Max Walker-Silverman’s new film, “Rebuilding,” is set in the San Luis Valley. It was also shot in the San Luis Valley.
That might not sound like a big deal, but when New Mexico is offering up to 40 percent in refundable tax credits, it’s hard to justify shooting something in Southern Colorado that could just as easily be shot south of the state line.
“I'm so on the fringes of ‘the biz,’ if I can even call it that,” 32-year-old director Walker-Silverman joked, “but I think as much as possible, movies should be shot where they take place. And this movie took place in Colorado, and I'm really grateful to work with producers and financiers who were willing to support that.”

“Do I think the broader game of states trying to undercut each other to spend taxpayer money for movies that are often coming from huge mega corporations is ultimately a winning game?” he wondered. “Probably not.”
But he doesn’t seem to be concerned with what everyone else is doing.
“Telluride is home,” he said.
So, after college in California and graduate school in New York, Walker-Silverman felt pulled back to San Miguel County.
“It’s been a journey full of stumbles and missed turns, but good views,” he said, of trying to be a filmmaker in Colorado.
“Telluride's changed a lot. I grew up around rednecks and mountain hippies, but everyone was doing theater or writing or welding sculptures. It was just kind of what you did. And that's how I was raised. Art wasn't weird. It was just part of life.”
Max Walker-Silverman, writer and director of "Rebuilding"
Painting fiction on a canvas of reality
Colorado is no stranger to wildfires.
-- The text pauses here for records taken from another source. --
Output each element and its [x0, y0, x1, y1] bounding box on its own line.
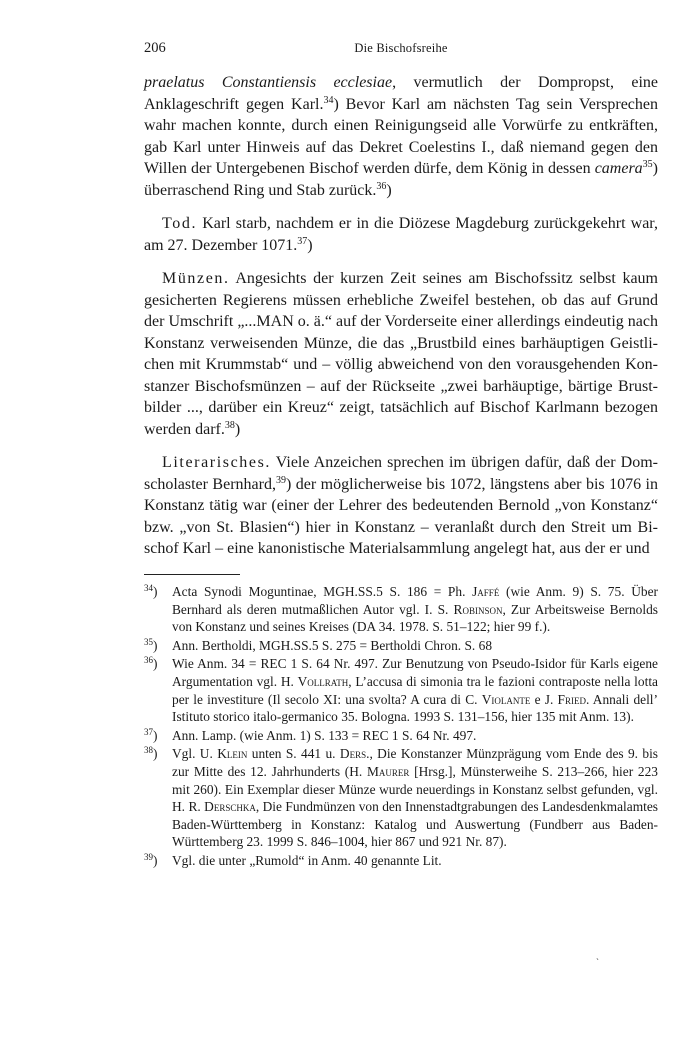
footnote	[144, 637, 658, 655]
text-run: Wie Anm. 34 = REC 1 S. 64 Nr. 497. Zur Benutzung von Pseudo-Isidor für Karls eigene Argumentation vgl. H.	[172, 656, 658, 689]
footnote-ref[interactable]: 37	[297, 235, 308, 247]
page-number: 206	[144, 40, 166, 56]
footnote-number: 36	[144, 655, 153, 666]
text-run: ) der möglicherweise bis 1072, längstens aber bis 1076 in Konstanz tätig war (einer der Lehrer des bedeutenden Bernold „von Konstanz“ bzw. „von St. Blasien“) hier in Konstanz – veranlaßt durch den Streit um Bischof Karl – eine kanonistische Materialsammlung angelegt hat, aus der er und	[144, 475, 658, 557]
text-run: Angesichts der kurzen Zeit seines am Bischofssitz selbst kaum gesicherten Regierens müssen erhebliche Zweifel bestehen, ob das auf Grund der Umschrift „...MAN o. ä.“ auf der Vorderseite einer allerdings eindeutig nach Konstanz verweisenden Münze, die das „Brustbild eines barhäuptigen Geistlichen mit Krummstab“ und – völlig abweichend von den vorausgehenden Konstanzer Bischofsmünzen – auf der Rückseite „zwei barhäuptige, bärtige Brustbilder ..., darüber ein Kreuz“ zeigt, tatsächlich auf Bischof Karlmann bezogen werden darf.	[144, 270, 658, 438]
text-run: , vermutlich der Dompropst, eine Anklageschrift gegen Karl.	[144, 74, 658, 113]
footnote-number: 35	[144, 636, 153, 647]
text-run: , L’accusa di simonia tra le fazioni contraposte nella lotta per le investiture (Il secolo XI: una svolta? A cura di C.	[172, 673, 658, 707]
author-name: Violante	[481, 691, 531, 707]
footnote-ref[interactable]: 36	[376, 180, 387, 192]
section-heading: Literarisches.	[162, 454, 272, 471]
paragraph	[144, 213, 658, 256]
author-name: Derschka	[204, 799, 256, 815]
text-run: Vgl. U.	[172, 746, 218, 762]
footnote-ref[interactable]: 34	[323, 94, 334, 106]
footnote	[144, 852, 658, 870]
footnote-ref[interactable]: 39	[275, 474, 286, 486]
text-run: , Zur Arbeitsweise Bernolds von Konstanz und seines Kreises (DA 34. 1978. S. 51–122; hier 99 f.).	[172, 601, 658, 635]
text-run: ) überraschend Ring und Stab zurück.	[144, 160, 658, 199]
footnote-marker: $^{36}$)	[144, 655, 158, 672]
author-name: Maurer	[367, 763, 410, 779]
text-run: Ann. Lamp. (wie Anm. 1) S. 133 = REC 1 S. 64 Nr. 497.	[172, 727, 477, 743]
latin-phrase: praelatus Constantiensis ecclesiae	[144, 74, 393, 91]
footnote	[144, 583, 658, 636]
footnote-marker: $^{39}$)	[144, 851, 158, 868]
author-name: Jaffé	[472, 584, 500, 599]
text-run: , Die Konstanzer Münzprägung vom Ende des 9. bis zur Mitte des 12. Jahrhunderts (H.	[172, 746, 659, 779]
author-name: Robinson	[453, 601, 503, 617]
author-name: Ders.	[339, 746, 370, 762]
text-run: )	[386, 181, 392, 199]
footnote-separator	[144, 574, 240, 575]
text-run: [Hrsg.], Münsterweihe S. 213–266, hier 223 mit 260). Ein Exemplar dieser Münze wurde neuerdings in Konstanz selbst gefunden, vgl. H. R.	[172, 763, 658, 815]
footnotes	[144, 583, 658, 871]
section-heading: Münzen.	[162, 270, 230, 287]
author-name: Fried	[557, 691, 586, 707]
footnote	[144, 655, 658, 725]
footnote-marker: $^{37}$)	[144, 726, 158, 743]
text-run: Vgl. die unter „Rumold“ in Anm. 40 genannte Lit.	[172, 852, 442, 868]
text-run: . Annali dell’ Istituto storico italo-germanico 35. Bologna. 1993 S. 131–156, hier 135 mit Anm. 13).	[172, 691, 658, 725]
text-run: Acta Synodi Moguntinae, MGH.SS.5 S. 186 = Ph.	[172, 584, 473, 599]
paragraph	[144, 452, 658, 560]
text-run: (wie Anm. 9) S. 75. Über Bernhard als deren mutmaßlichen Autor vgl. I. S.	[172, 584, 658, 617]
footnote-ref[interactable]: 35	[642, 159, 653, 170]
paragraph	[144, 72, 658, 201]
text-run: e J.	[530, 691, 558, 707]
main-text	[144, 72, 658, 560]
section-heading: Tod.	[162, 215, 198, 232]
paragraph	[144, 268, 658, 440]
footnote-marker: $^{38}$)	[144, 745, 158, 762]
footnote-ref[interactable]: 38	[224, 419, 235, 431]
text-run: Karl starb, nachdem er in die Diözese Magdeburg zurückgekehrt war, am 27. Dezember 1071.	[144, 215, 658, 254]
author-name: Vollrath	[297, 673, 349, 689]
text-run: Viele Anzeichen sprechen im übrigen dafür, daß der Domscholaster Bernhard,	[144, 454, 658, 493]
footnote-number: 37	[144, 726, 153, 737]
footnote-number: 38	[144, 745, 153, 756]
footnote-number: 39	[144, 851, 153, 862]
footnote-number: 34	[144, 583, 153, 593]
footnote-marker: $^{35}$)	[144, 636, 158, 653]
running-title: Die Bischofsreihe	[354, 41, 448, 55]
text-run: ) Bevor Karl am nächsten Tag sein Versprechen wahr machen konnte, durch einen Reinigungseid alle Vorwürfe zu entkräften, gab Karl unter Hinweis auf das Dekret Coelestins I., daß niemand gegen den Willen der Untergebenen Bischof werden dürfe, dem König in dessen	[144, 95, 658, 177]
author-name: Klein	[217, 746, 248, 762]
text-run: unten S. 441 u.	[247, 746, 340, 762]
latin-term: camera	[594, 160, 643, 177]
footnote	[144, 745, 658, 851]
text-run: )	[307, 236, 313, 254]
footnote	[144, 727, 658, 745]
scan-mark: ˎ	[596, 950, 599, 960]
page-header	[144, 40, 658, 60]
text-run: , Die Fundmünzen von den Innenstadtgrabungen des Landesdenkmalamtes Baden-Württemberg in Konstanz: Katalog und Auswertung (Fundberr aus Baden-Württemberg 23. 1999 S. 846–1004, hier 867 und 921 Nr. 87).	[172, 799, 658, 850]
text-run: )	[234, 420, 241, 438]
text-run: Ann. Bertholdi, MGH.SS.5 S. 275 = Bertholdi Chron. S. 68	[172, 637, 493, 653]
footnote-marker: $^{34}$)	[144, 583, 158, 599]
According to a 2025 study from Colorado State University, approximately 237,500 acres burn in Colorado each year and the number of annual fires has increased from an average of 13 in the 1990s to more than 70 in the 2020s. The size of individual wildfires has also increased, with eight of the state's 10 largest fires occurring since 2012.
This past summer, the Lee Fire burned approximately 137,758 acres, making it the fifth largest in state history.
Wildfire has also touched Walker-Silverman’s life — his grandmother lost her home to a wildfire. That, he said, is one of many things that influenced the way he wrote this story.
“You're trying to make something that looks, and especially feels, true and honest,” he said. “How can you take real struggles and real lives and real losses and experiences that people have undergone and use the brush of fiction to paint that into something beautiful and hopeful, but not fake or condescending?”
“That's sort of the line that you're walking in this work.”

“Rebuilding” is a story about wildfire. Except, it’s not.
At the beginning of the “Rebuilding”, we meet a down-on-his-luck cowboy — played by Josh O’Connor — who just lost his generational family home to a wildfire. He’s been relocated to temporary housing in a Federal Emergency Management Agency (FEMA) trailer park. And, he’s at odds with his ex-wife (Meghann Fahy) and young daughter (Lily LaTorre).
Walker-Silverman said the film is broadly rooted in his experience moving home to Colorado.
He was grappling with the state’s tension between past and future: he saw how rural places had changed, how development and gentrification had displaced communities, and how climate change and natural disasters had put people in impossible positions.
“How do you put down roots in the warming, drying West?What does it mean to take a lease on an apartment that can't get fire insurance? What does it mean to smell smoke all summer and know that it's a matter of when and not if? And can you make such a place a home when the future is not just uncertain, but actually kind of certain to be perilous?”
Max Walker-Silverman, writer and director of "Rebuilding"
“I decided the answer is yes. It has to be yes,” he said. ”You have to believe in the future in order to fight for it.”
That’s what “Rebuilding” is about: learning to fight for the future in an uncertain world.

It’s also why audiences don’t see the fire.
“That's not what the movie's about,” Walker-Silverman said. “The movie's about what happens afterwards.”
“There is this side of cinema that’s like, ‘Oh, let's take the worst day of someone's life and make it really dramatic and exciting,’” he said. “I can't imagine doing that. It leaves such a bad taste.”
Instead, he wanted the challenge of making an interesting film that avoided the spectacle of devastation and focused on the human element.
“I do believe if you make a little extra space away from some of those more predictable dramas, you can stumble into deeper and harder to explain beauties and experiences,” he said. “And if you craft it together properly, maybe even gift that to the audience as well.”
“Rebuilding” is screening at select theaters across the country, including an upcoming screening at Highlands Ranch 24 on Nov. 28. This page will be updated with screenings as they are scheduled. The film also hopes to find a home on a streaming platform in the near future.